IT HAS BECOME THE QUICKEST WAY TO FAME IN AMERICA'S GUN culture. And one morning in May 1992 it happened to Louis Katona III, a Bucyrus, Ohio, real estate salesman and part-time police officer. He got to tell all about it when the National Rifle Association flew him to its annual meeting in Phoenix last spring--how agents of the Bureau of Alcohol, Tobacco and Firearms, the "jackbooted fascists" of N.R.A. lore, had raided his home and seized his machine-gun collection. At the time, he estimated the guns' value at about $300,000 and kept them locked inside a walk-in vault in his basement, expecting them one day to pay for the college educations of his son and his second child, whose birth he expected in seven months. One version of what happened next appeared in a recent full-page N.R.A. advertisement: "When shouting and cursing ATF agents rushed into his home to seize his firearms collection, they grabbed his pregnant wife Kim and shoved her into a wall. Within days she suffered a miscarriage." The Katona episode is one of the most vivid horror stories the N.R.A. has been telling lately in its campaign to pillory the ATF. In a lawsuit now pending in Cleveland federal court, the Katonas are charging the ATF with the death of their unborn child and other offenses. But there's much more, or ultimately less, to this story than the N.R.A. would have people understand.

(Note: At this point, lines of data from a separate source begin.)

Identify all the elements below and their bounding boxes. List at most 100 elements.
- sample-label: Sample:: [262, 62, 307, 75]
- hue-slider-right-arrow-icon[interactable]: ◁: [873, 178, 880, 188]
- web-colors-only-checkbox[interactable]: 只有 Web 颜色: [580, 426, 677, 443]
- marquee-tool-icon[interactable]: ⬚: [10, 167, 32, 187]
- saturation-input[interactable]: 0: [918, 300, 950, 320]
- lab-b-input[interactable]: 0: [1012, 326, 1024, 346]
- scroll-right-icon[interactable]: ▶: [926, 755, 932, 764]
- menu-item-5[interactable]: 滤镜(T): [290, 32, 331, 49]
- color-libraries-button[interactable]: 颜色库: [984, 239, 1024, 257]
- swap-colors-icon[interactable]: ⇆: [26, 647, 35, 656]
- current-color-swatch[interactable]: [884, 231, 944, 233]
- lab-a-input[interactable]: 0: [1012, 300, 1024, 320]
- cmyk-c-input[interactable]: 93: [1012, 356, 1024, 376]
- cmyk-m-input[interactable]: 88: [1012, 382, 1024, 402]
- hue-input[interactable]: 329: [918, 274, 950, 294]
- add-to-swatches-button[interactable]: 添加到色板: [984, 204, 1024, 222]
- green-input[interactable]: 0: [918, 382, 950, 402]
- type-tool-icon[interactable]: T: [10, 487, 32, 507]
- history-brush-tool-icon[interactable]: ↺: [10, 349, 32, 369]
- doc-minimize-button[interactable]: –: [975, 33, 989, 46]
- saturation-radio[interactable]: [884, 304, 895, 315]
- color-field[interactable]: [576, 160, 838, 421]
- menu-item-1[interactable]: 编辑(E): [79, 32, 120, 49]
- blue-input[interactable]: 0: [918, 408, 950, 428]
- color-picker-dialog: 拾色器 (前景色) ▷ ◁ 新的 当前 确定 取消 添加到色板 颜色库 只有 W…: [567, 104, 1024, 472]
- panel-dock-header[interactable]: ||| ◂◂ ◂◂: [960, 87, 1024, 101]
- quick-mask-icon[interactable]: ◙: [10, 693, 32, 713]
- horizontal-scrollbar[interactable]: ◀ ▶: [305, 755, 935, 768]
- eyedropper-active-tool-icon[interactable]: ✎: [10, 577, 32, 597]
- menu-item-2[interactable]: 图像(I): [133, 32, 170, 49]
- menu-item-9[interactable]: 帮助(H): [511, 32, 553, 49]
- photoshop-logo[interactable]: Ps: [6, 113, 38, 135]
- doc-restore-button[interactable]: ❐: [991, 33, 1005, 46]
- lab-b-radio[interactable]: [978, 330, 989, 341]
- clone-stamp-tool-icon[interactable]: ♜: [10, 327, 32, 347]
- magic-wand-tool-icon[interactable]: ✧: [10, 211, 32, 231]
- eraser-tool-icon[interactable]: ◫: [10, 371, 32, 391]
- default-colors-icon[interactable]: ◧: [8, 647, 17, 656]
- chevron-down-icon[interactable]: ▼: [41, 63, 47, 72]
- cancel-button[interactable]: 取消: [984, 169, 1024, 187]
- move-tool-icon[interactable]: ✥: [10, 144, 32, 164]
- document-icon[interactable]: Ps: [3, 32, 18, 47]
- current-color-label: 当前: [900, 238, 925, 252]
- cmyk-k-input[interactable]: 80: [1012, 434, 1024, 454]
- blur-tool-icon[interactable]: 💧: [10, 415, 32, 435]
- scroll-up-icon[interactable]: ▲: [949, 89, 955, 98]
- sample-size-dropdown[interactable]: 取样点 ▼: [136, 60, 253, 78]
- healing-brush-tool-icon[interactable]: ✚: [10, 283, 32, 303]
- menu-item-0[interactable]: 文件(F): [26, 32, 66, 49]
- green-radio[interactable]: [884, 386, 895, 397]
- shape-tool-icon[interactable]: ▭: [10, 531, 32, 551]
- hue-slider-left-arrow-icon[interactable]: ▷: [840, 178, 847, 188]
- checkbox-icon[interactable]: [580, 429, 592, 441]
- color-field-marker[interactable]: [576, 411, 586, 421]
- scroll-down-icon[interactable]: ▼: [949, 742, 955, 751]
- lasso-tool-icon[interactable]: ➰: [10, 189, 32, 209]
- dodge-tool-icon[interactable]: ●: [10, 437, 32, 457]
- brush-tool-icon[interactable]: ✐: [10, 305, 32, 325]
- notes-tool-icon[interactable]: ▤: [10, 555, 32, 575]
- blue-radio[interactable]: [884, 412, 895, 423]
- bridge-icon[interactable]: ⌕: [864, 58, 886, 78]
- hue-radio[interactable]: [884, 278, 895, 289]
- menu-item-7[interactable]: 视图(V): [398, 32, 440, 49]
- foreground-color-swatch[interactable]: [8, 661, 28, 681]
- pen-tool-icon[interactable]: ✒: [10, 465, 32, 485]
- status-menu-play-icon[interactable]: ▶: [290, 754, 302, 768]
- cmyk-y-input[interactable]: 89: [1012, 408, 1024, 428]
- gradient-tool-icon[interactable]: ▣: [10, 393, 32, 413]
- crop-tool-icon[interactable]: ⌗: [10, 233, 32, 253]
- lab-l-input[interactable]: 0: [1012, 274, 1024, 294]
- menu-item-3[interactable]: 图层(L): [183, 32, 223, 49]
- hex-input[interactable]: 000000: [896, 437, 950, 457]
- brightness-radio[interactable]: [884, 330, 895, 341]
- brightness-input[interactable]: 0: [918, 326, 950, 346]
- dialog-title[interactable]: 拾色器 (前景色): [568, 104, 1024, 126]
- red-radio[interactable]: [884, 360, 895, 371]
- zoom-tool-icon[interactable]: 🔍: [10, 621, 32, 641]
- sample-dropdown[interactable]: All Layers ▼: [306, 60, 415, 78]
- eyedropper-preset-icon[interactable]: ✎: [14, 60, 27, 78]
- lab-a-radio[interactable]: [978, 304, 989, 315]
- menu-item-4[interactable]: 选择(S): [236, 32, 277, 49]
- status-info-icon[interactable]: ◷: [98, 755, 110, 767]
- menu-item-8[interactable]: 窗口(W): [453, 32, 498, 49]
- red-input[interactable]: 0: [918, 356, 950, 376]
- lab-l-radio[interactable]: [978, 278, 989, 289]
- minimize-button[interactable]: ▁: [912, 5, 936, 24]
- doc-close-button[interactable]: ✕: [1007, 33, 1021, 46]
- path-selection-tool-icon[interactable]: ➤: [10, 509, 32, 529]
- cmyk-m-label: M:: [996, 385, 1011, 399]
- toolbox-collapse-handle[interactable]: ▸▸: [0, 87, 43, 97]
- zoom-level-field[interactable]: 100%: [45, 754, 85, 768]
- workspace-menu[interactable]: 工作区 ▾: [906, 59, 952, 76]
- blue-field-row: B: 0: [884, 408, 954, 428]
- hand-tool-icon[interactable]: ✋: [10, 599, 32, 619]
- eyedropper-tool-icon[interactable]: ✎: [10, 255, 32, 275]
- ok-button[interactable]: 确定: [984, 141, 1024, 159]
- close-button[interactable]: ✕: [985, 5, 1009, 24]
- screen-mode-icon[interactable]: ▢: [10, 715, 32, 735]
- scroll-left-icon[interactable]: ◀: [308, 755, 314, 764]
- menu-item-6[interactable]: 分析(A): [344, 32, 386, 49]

What prompted the "raid" was Katona's arsenal of machine guns. Under the National Firearms Act of 1934, anyone hoping to buy a machine gun must first fill out a federal authorization and have it signed by the chief law-enforcement officer of the community. Until September 1988 Katona was an auxiliary Bucyrus police officer and took his forms to his boss, Chief Joseph Beran--an immense, bearded man with a shaved head and a passion for Harley-Davidson motorcycles. At one point, Katona claims, the chief presigned a large stack of forms. Beran denies it.
During the summer of 1988, their relationship decayed. The department demanded that Katona turn in an old Bucyrus police chief's badge that his father had bought for him at a gun show. The department claimed it had been stolen long ago from another collector. When Katona refused, he was forced to resign. Meanwhile, Crawford County sheriff Ronny Shawber had persuaded almost all the county's police chiefs to agree to a moratorium on authorizing machine-gun purchases. Beran agreed. In August 1989 he wrote to Katona: "Dear Louis, I'm sorry, but I am not signing these forms any longer." Over the next two years, however, Katona kept buying machine guns and submitting the required forms to ATF, all apparently bearing the chief's signature.
In choosing the targets of its investigations, the ATF relies heavily on tips from local police. In March 1991 the Cleveland office of ATF got a call from Sheriff Shawber, who had come to suspect, erroneously, that out-of-towners were buying machine guns from Louis Katona's father, Louis Katona Jr., a licensed dealer, and then listing false local addresses on their registration forms.